Thursday, November 11, 2010

Living life as a entropy-driven reaction.

My life is on the brink of defying the rules of thermodynamics. Somehow things keep getting more and more chaotic and exciting, but I don't see any signs of it slowing down. Eventually, everything should finally dissociate into complete disorder, but I'm apparently operating on cold-fusion now. It's both terrifying and amazing. The things people are capable of really astound me sometimes, even when I'm the one doing them.

What I'm trying get at is that I'm now applying to present at two new research conferences. One is this next Wednesday and is being held by SURSCA on my campus. I'm excited about it, having attended a few in the past, I now get to present my own work. The one thing that is unfortunate about it is that it's limited to the students on my campus. Granted, it will still be my first time presenting first undergraduate-oriented research convention, so I'm not complaining. I'll just make a million dollars one day and donate it to my school so it can become gigantic and awesome and such.
Until I win the lottery, I'm looking forward to the second conference a little more as it is much larger.And by large, I mean on the national scale. Assuming I'm acccepted, it looks like I am one of the lucky thousands of undergraduate researcher who gets to attend the annual National Conferences on Undergraduate Research (NCUR) meeting. It's being held at Ithaca University in New York this year. Normally this would be a bit of a hurdle, considering the currently taxed state of my finances. Being a college student and going  on a research trip to somewhere like Taiwan have a habit of shrinking whatever funds are available to me, apparently. This may be where the laws of thermodynamics plan to bring my life back into equilibrium, but the joke's on them. It I get accepted to NCUR, it's highly likely that I can get a scholarship covering travel costs and registration fees. Then I'll only have to pay for food, and while I admit that I enjoy eating a great deal, that won't nearly be expensive enough to prevent me from coming.

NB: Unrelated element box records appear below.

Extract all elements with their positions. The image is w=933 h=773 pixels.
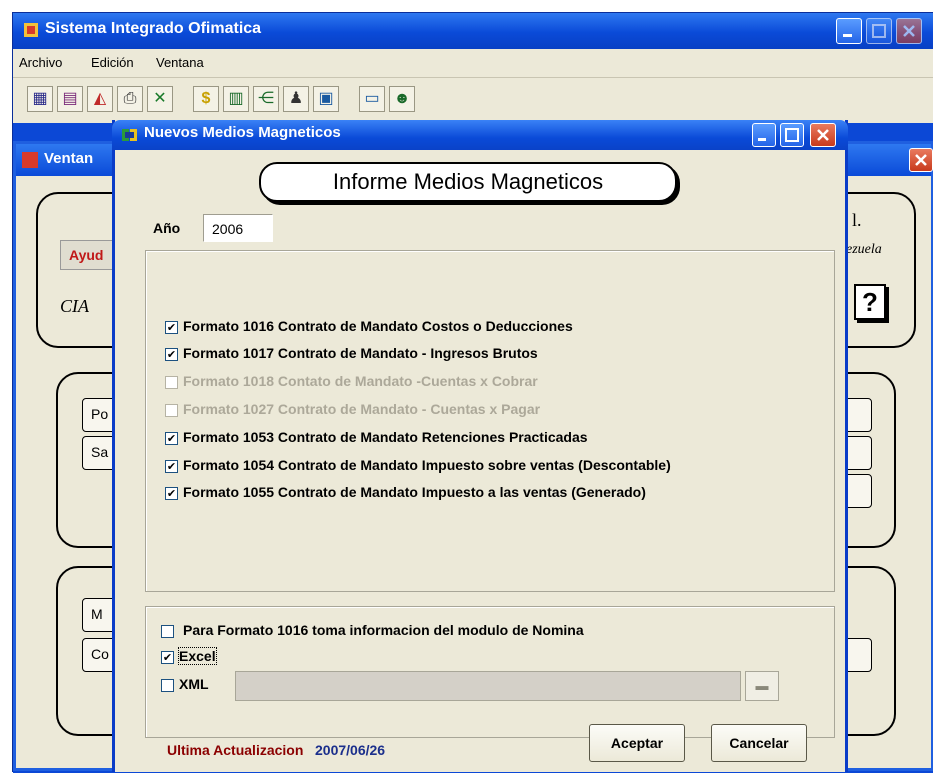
monitors-icon[interactable]: ▭ bbox=[359, 86, 385, 112]
printer-icon[interactable]: ⎙ bbox=[117, 86, 143, 112]
xml-path-input[interactable] bbox=[235, 671, 741, 701]
format-1016-label: Formato 1016 Contrato de Mandato Costos … bbox=[183, 318, 573, 334]
window-icon bbox=[22, 152, 38, 168]
maximize-button[interactable] bbox=[866, 18, 892, 44]
app-icon bbox=[23, 22, 39, 38]
menu-archivo[interactable]: Archivo bbox=[19, 55, 62, 70]
dialog-titlebar[interactable]: Nuevos Medios Magneticos bbox=[112, 120, 848, 150]
accept-button[interactable]: Aceptar bbox=[589, 724, 685, 762]
last-update-value: 2007/06/26 bbox=[315, 742, 386, 758]
format-1027-checkbox bbox=[165, 404, 178, 417]
menu-edicion[interactable]: Edición bbox=[91, 55, 134, 70]
dialog-app-icon bbox=[122, 127, 138, 143]
year-input[interactable]: 2006 bbox=[203, 214, 273, 242]
formats-group bbox=[145, 250, 835, 592]
excel-label: Excel bbox=[178, 647, 217, 665]
format-1027-label: Formato 1027 Contrato de Mandato - Cuent… bbox=[183, 401, 541, 417]
year-label: Año bbox=[153, 220, 181, 236]
report-heading: Informe Medios Magneticos bbox=[259, 162, 677, 202]
excel-checkbox[interactable]: ✔ bbox=[161, 651, 174, 664]
tree-icon[interactable]: ⋲ bbox=[253, 86, 279, 112]
format-1016-checkbox[interactable]: ✔ bbox=[165, 321, 178, 334]
nomina-label: Para Formato 1016 toma informacion del m… bbox=[183, 622, 584, 638]
cancel-button[interactable]: Cancelar bbox=[711, 724, 807, 762]
dialog-maximize-button[interactable] bbox=[780, 123, 804, 147]
format-1053-label: Formato 1053 Contrato de Mandato Retenci… bbox=[183, 429, 588, 445]
minimize-button[interactable] bbox=[836, 18, 862, 44]
format-1054-label: Formato 1054 Contrato de Mandato Impuest… bbox=[183, 457, 671, 473]
toolbar: ▦ ▤ ◭ ⎙ ✕ $ ▥ ⋲ ♟ ▣ ▭ ☻ bbox=[13, 77, 933, 123]
dialog-title: Nuevos Medios Magneticos bbox=[144, 124, 341, 141]
menu-ventana[interactable]: Ventana bbox=[156, 55, 204, 70]
close-button[interactable] bbox=[896, 18, 922, 44]
dialog-body: Informe Medios Magneticos Año 2006 ✔ For… bbox=[115, 150, 845, 772]
xml-label: XML bbox=[179, 676, 209, 692]
nuevos-medios-dialog: Nuevos Medios Magneticos Informe Medios … bbox=[112, 120, 848, 772]
background-window-title: Ventan bbox=[44, 150, 94, 167]
cia-label: CIA bbox=[60, 296, 89, 316]
format-1017-checkbox[interactable]: ✔ bbox=[165, 348, 178, 361]
xml-checkbox[interactable] bbox=[161, 679, 174, 692]
format-1017-label: Formato 1017 Contrato de Mandato - Ingre… bbox=[183, 345, 538, 361]
last-update-label: Ultima Actualizacion bbox=[167, 742, 304, 758]
dollar-icon[interactable]: $ bbox=[193, 86, 219, 112]
user-icon[interactable]: ☻ bbox=[389, 86, 415, 112]
nomina-checkbox[interactable] bbox=[161, 625, 174, 638]
window-icon[interactable]: ▣ bbox=[313, 86, 339, 112]
chart-icon[interactable]: ◭ bbox=[87, 86, 113, 112]
excel-icon[interactable]: ✕ bbox=[147, 86, 173, 112]
dialog-close-button[interactable] bbox=[810, 123, 836, 147]
background-close-button[interactable] bbox=[909, 148, 933, 172]
format-1055-checkbox[interactable]: ✔ bbox=[165, 487, 178, 500]
calculator-icon[interactable]: ▦ bbox=[27, 86, 53, 112]
grid-icon[interactable]: ▥ bbox=[223, 86, 249, 112]
format-1018-checkbox bbox=[165, 376, 178, 389]
folder-browse-icon[interactable]: ▬ bbox=[745, 671, 779, 701]
format-1018-label: Formato 1018 Contato de Mandato -Cuentas… bbox=[183, 373, 538, 389]
format-1054-checkbox[interactable]: ✔ bbox=[165, 460, 178, 473]
help-icon[interactable]: ? bbox=[854, 284, 886, 320]
menu-bar: Archivo Edición Ventana bbox=[13, 49, 933, 77]
main-titlebar[interactable]: Sistema Integrado Ofimatica bbox=[13, 13, 933, 49]
dialog-minimize-button[interactable] bbox=[752, 123, 776, 147]
format-1053-checkbox[interactable]: ✔ bbox=[165, 432, 178, 445]
app-title: Sistema Integrado Ofimatica bbox=[45, 20, 262, 37]
right-text-1: l. bbox=[852, 210, 862, 230]
book-icon[interactable]: ▤ bbox=[57, 86, 83, 112]
format-1055-label: Formato 1055 Contrato de Mandato Impuest… bbox=[183, 484, 646, 500]
people-icon[interactable]: ♟ bbox=[283, 86, 309, 112]
right-text-2: ezuela bbox=[846, 242, 882, 257]
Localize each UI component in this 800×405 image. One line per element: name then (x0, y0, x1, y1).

I have presented at a conference before, but it was very different from a normal conference. This past June, I presented my work from the summer at the annual WiSys Technology Foundation conference, which for the most part was great. They provided travel funds for almost every student who attended, however I'm not entirely sure why. By and large, the conference was geared towards connecting PhD's with entrepreneurs and really didn't address the undergraduate researchers in attendance. That is not to say that I didn't gain anything from going, on the contrary, I learned a great deal of things about intellectual property, biotech entrepreneurship, and more. While I didn't expect any of it, the most surprising and important thing that I learned was the value many people place in appearances and networking.

Beforehand, I had the opinion that a lot of the "professionalism" at conferences and in non-academic circles is mostly useless fluff. It took watching my more extroverted peers to show me the benefits of dressing up, small talk, and generally being able to talk about something besides the inflammation pathway in zebrafish. I'm still much more interested in what a researcher has to present, but I'm also keenly aware of the difficulty they'll have in convincing politicians, business people, and the general public that they have something worth saying. Unfortunately, most people like the smoke and mirrors of a presentation as much (if not more) than the actual content. Live, learn, and let lie, I guess.